Berlokasi di Hotel New Sentral, Kota Palu, forum ini hadir sebagai wadah komunikasi, koordinasi, dan kolaborasi untuk mewujudkan tata kelola perkebunan kelapa sawit yang adil, inklusif, dan berkelanjutan.
Pembentukan Forum Multipihak Sawit Berkelanjutan merupakan bagian integral dari implementasi Rencana Aksi Nasional Kelapa Sawit Berkelanjutan (RAN KSB).
Langkah ini bertujuan memperkuat sinergi antarpemangku kepentingan melalui penguatan kelembagaan, peningkatan kapasitas, serta penyelesaian masalah secara kolaboratif demi pelaksanaan kebijakan yang lebih berkelanjutan.
“EKONESIA menilai forum ini sangat relevan dengan Visi Pembangunan Provinsi Sulawesi Tengah Tahun 2025–2029, yaitu ‘Berani Mewujudkan Sulawesi Tengah sebagai Wilayah Pertanian dan Industri yang Maju dan Berkelanjutan.’ Inisiatif ini juga akan mendukung Misi BERANI Makmur melalui penguatan tata kelola perkebunan kelapa sawit yang produktif, berdaya saing, berkeadilan, dan berwawasan lingkungan,” kata Azni Sirajuddin, Representatif Organisasi Masyarakat Sipil EKONESIA.
Sebagai fasilitator, mediator, dinamisator, dan akselerator, Forum Sawit Berkelanjutan akan mendorong pembangunan perkebunan kelapa sawit yang berkelanjutan. Forum ini memfasilitasi komunikasi, koordinasi, pendampingan, serta peningkatan kapasitas bagi pekebun dan pemangku kepentingan lainnya.

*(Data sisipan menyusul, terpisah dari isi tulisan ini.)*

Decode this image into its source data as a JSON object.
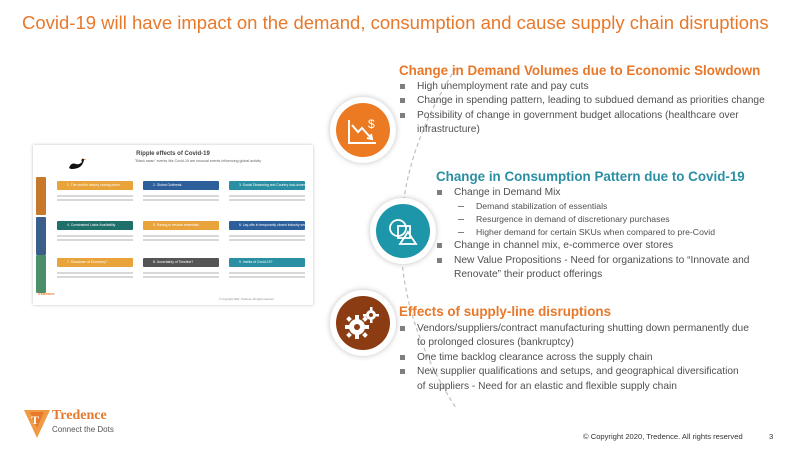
{
  "slide": {
    "title": "Covid-19 will have impact on the demand, consumption and cause supply chain disruptions"
  },
  "thumbnail": {
    "title": "Ripple effects of Covid-19",
    "subtitle": "\"Black swan\" events like Covid-19 are unusual events influencing global activity",
    "boxes": [
      {
        "label": "1. The world's factory closing down",
        "color": "#e8a33b"
      },
      {
        "label": "2. Global Outbreak",
        "color": "#2d5f9a"
      },
      {
        "label": "3. Social Distancing and Country lock-downs",
        "color": "#2b8fa3"
      },
      {
        "label": "4. Constrained Labor Availability",
        "color": "#1f6f6a"
      },
      {
        "label": "5. Racing to restock essentials",
        "color": "#e8a33b"
      },
      {
        "label": "6. Lay-offs in temporarily closed industry sectors",
        "color": "#2d5f9a"
      },
      {
        "label": "7. Slowdown of Economy?",
        "color": "#e8a33b"
      },
      {
        "label": "8. Uncertainty of Timeline?",
        "color": "#555555"
      },
      {
        "label": "9. Inertia of Covid-19?",
        "color": "#2b8fa3"
      }
    ],
    "stage_colors": [
      "#c6792a",
      "#3b5f8a",
      "#4b8f6a"
    ],
    "copyright": "© Copyright 2020, Tredence. All rights reserved",
    "logo_name": "Tredence"
  },
  "icons": {
    "demand": {
      "name": "money-decline-icon",
      "color": "#ec7a22"
    },
    "consumption": {
      "name": "shapes-icon",
      "color": "#1e96a9"
    },
    "supply": {
      "name": "gears-icon",
      "color": "#8c3c12"
    }
  },
  "sections": {
    "demand": {
      "heading": "Change in Demand Volumes due to Economic Slowdown",
      "bullets": [
        "High unemployment rate and pay cuts",
        "Change in spending pattern, leading to subdued demand as priorities change",
        "Possibility of change in government budget allocations (healthcare over infrastructure)"
      ]
    },
    "consumption": {
      "heading": "Change in Consumption Pattern due to Covid-19",
      "bullets": [
        "Change in Demand Mix",
        "Demand stabilization of essentials",
        "Resurgence in demand of discretionary purchases",
        "Higher demand for certain SKUs when compared to pre-Covid",
        "Change in channel mix, e-commerce over stores",
        "New Value Propositions - Need for organizations to “Innovate and Renovate” their product offerings"
      ]
    },
    "supply": {
      "heading": "Effects of supply-line disruptions",
      "bullets": [
        "Vendors/suppliers/contract manufacturing shutting down permanently due to prolonged closures (bankruptcy)",
        "One time backlog clearance across the supply chain",
        "New supplier qualifications and setups, and geographical diversification of suppliers - Need for an elastic and flexible supply chain"
      ]
    }
  },
  "footer": {
    "logo_name": "Tredence",
    "logo_tagline": "Connect the Dots",
    "copyright": "© Copyright 2020, Tredence. All rights reserved",
    "page_number": "3"
  }
}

Selain itu, Forum Sawit Berkelanjutan akan memediasi dialog dan penyelesaian perselisihan melalui musyawarah, mendorong partisipasi, kemitraan, dan inovasi. Percepatan pencapaian sasaran pembangunan juga menjadi fokus utama, termasuk Program Peremajaan Sawit Rakyat (PSR), peningkatan produktivitas, penguatan hilirisasi, serta pemenuhan standar Indonesian Sustainable Palm Oil (ISPO) dan/atau Roundtable on Sustainable Palm Oil (RSPO). Penerapan pengelolaan perkebunan yang bebas deforestasi, ramah lingkungan, dan menghormati hak asasi manusia juga menjadi prioritas.
Dalam menjalankan fungsi dan perannya, Forum Multipihak berpedoman pada prinsip Persetujuan atas Dasar Informasi di Awal Tanpa Paksaan (Free, Prior and Informed Consent/FPIC), kesetaraan, partisipasi, inklusivitas, transparansi, akuntabilitas, independensi, integritas, dan profesionalisme. Penghormatan terhadap hak asasi manusia dan penyelesaian masalah melalui dialog berdasarkan data dan fakta yang dapat dipertanggungjawabkan juga menjadi dasar kerja forum.